“什么时候的事?”
南云秋很诧异,上次在岳家镇,双方还打得头破血流。
白世仁是信王的人,而信王恨女真入骨。
“就是塞思黑重新登上世子宝座之后,据说是他主动联络白世仁,二人私下里曾接触过。估计塞思黑在憋什么坏水。”
“什么?”
“这有什么大惊小怪的,塞思黑有海西部落支持,重返世子宝座那是迟早的事。
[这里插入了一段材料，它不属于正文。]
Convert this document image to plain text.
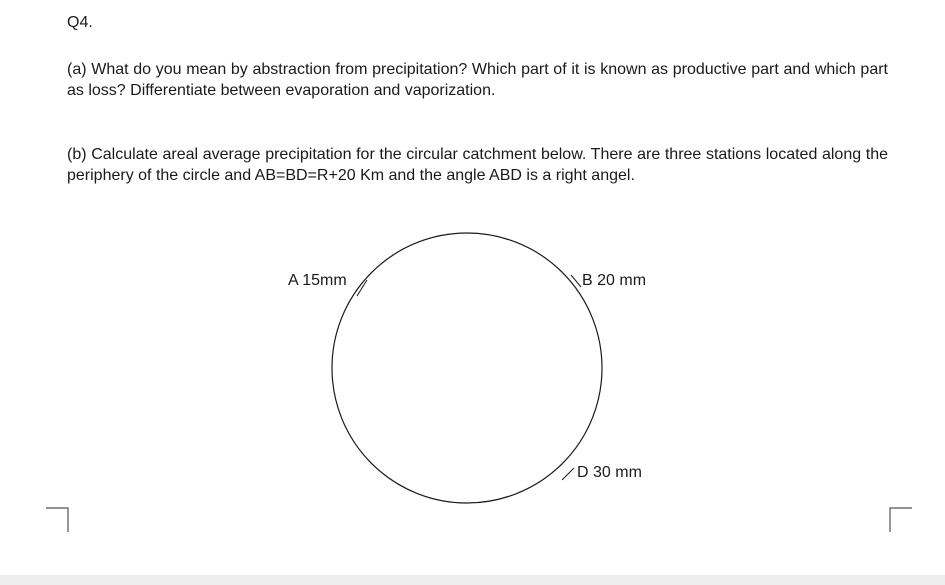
Q4.
(a) What do you mean by abstraction from precipitation? Which part of it is known as productive part and which part as loss? Differentiate between evaporation and vaporization.
(b) Calculate areal average precipitation for the circular catchment below. There are three stations located along the periphery of the circle and AB=BD=R+20 Km and the angle ABD is a right angel.
A 15mm	B 20 mm
D 30 mm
”
南云秋觉得后脊背发冷!
他惊讶的不是塞思黑,而是白世仁。
他们双方勾结,可不是普通的坏水,而是大阴谋,大手笔!
塞思黑如此做,很有可能在打大楚的主意。
是文帝的强压之下,他才被废黜的,
这个仇恨,
他肯定记在了大楚的头上,此番东山再起,恐怕已经将大楚列为他的死敌。
塞思黑阴险狡诈,很有野心,将来要是接替了阿其那,那两国的战火绝对无法避免。
“云秋兄弟,我有个请求,你能答应我吗?”
“咱们兄弟别这么见外,有话但讲无妨。”
乌蒙挠挠头,有点不好意思:
“你看,
你现在也是岁月蹉跎,我和殿下同样沉沦凄清,不如你再回到女真,咱们携手对付塞思黑,
只有打垮他,小王子才能有出头之日。
等他大事已成,肯定会出头给你报仇。
你放心,
到时候我让他把白世仁的脑袋拧下来给你当夜壶。”
“抱歉兄弟,我恐怕暂时无法答应你。”
南云秋歉然看着乌蒙,为难的摇摇头。
他现在的处境和一年前大不相同。那时候他一无所有,只能逃亡到女真,而今他有了地位,有了身份,还有了很多支持他的力量。
关键是,
白世仁虽然是他最想杀的人,而信王才是他最大的仇人,这一点,阿拉木帮不了他。
况且,
文帝是导致他南家被灭门的直接凶手,他心中的刺驾梦想若隐若现,或强或弱,但从未破灭过。
乌蒙听了,相当失望。
他或许想起来了,阿拉木当初对南云秋曾经有一段很不开心的岁月,双方因爱生恨,到了水火不容的地步。
一面镜子要是断裂过,能工巧匠再怎么修补,
也不会再回到从前。
惨遭拒绝,连死都不畏惧的猛汉子满面愁容,
慨叹道:
“世事犹如一场大梦,想想令人唏嘘。
当初你离开女真,我还说,将来你云秋有难,我和殿下永远是你的后盾,女真的大门永远为你敞开。
可是,
才一年过去,我们已经到了生死存亡的地步,竟然开口又想让你回女真去帮助我们。
唉,是萨满在捉弄我们呀。”
说到动情处,
他扯住头发,把脑袋埋在胸口,肩膀在微微颤动,无声的呜咽。
萨满是女真的神只,
乌蒙敢拿萨满发泄,可见伤心到了极点,失望到了极点。
“兄弟,别难过,在女真,你永远是我最好的兄弟,我南云秋今生今世,不会忘记咱们的情谊。而且我保证,今后我们还会并肩作战。”
“真的吗?”
“真的。”
二人一直聊到午后才依依惜别,各奔南北。
南云秋吃饱喝足,又歇了近两个时辰,精神抖擞上了马
在这里碰上乌蒙,的确是值得让他欣慰,让他愉悦的喜事,而刚才的遭遇,无意中听到了很多绝密的事情,
令他感慨万千。
地方官府竟然敢倒卖赈济饥民的粮食!
白世仁胆敢吃里扒外!
山上的流民胆敢采买良弓利箭!
外面风云激荡,而京城却风平浪静,丝毫没有察觉,皇帝当得是够失败的!
拨转马头,余光处,他竟然看到了躲在路口大树后的身影。
看得出,
正是一撮毛手下的山匪。
狗东西,刚才在我茶水里下药,我还没找你算账,还敢打我的主意?
南云秋转念一想,突然有了大胆的想法:
我要上山!
“驾!”
骏马在官道上奔走,萧县他并不陌生,三年前逃难时路过二烈山,就是右前方那座郁郁葱葱的山头。
前面几十里地,还有座更大的山脉叫烈山。
南云秋听彭大康还有阿毛哥说过:
两座山上都有流民山匪,二烈山规模小,人数少,而烈山山高林密,洞穴众多,特别适合屯粮藏兵。
当初大楚起兵推翻前朝大金时,烈山就是其中重要的根据地。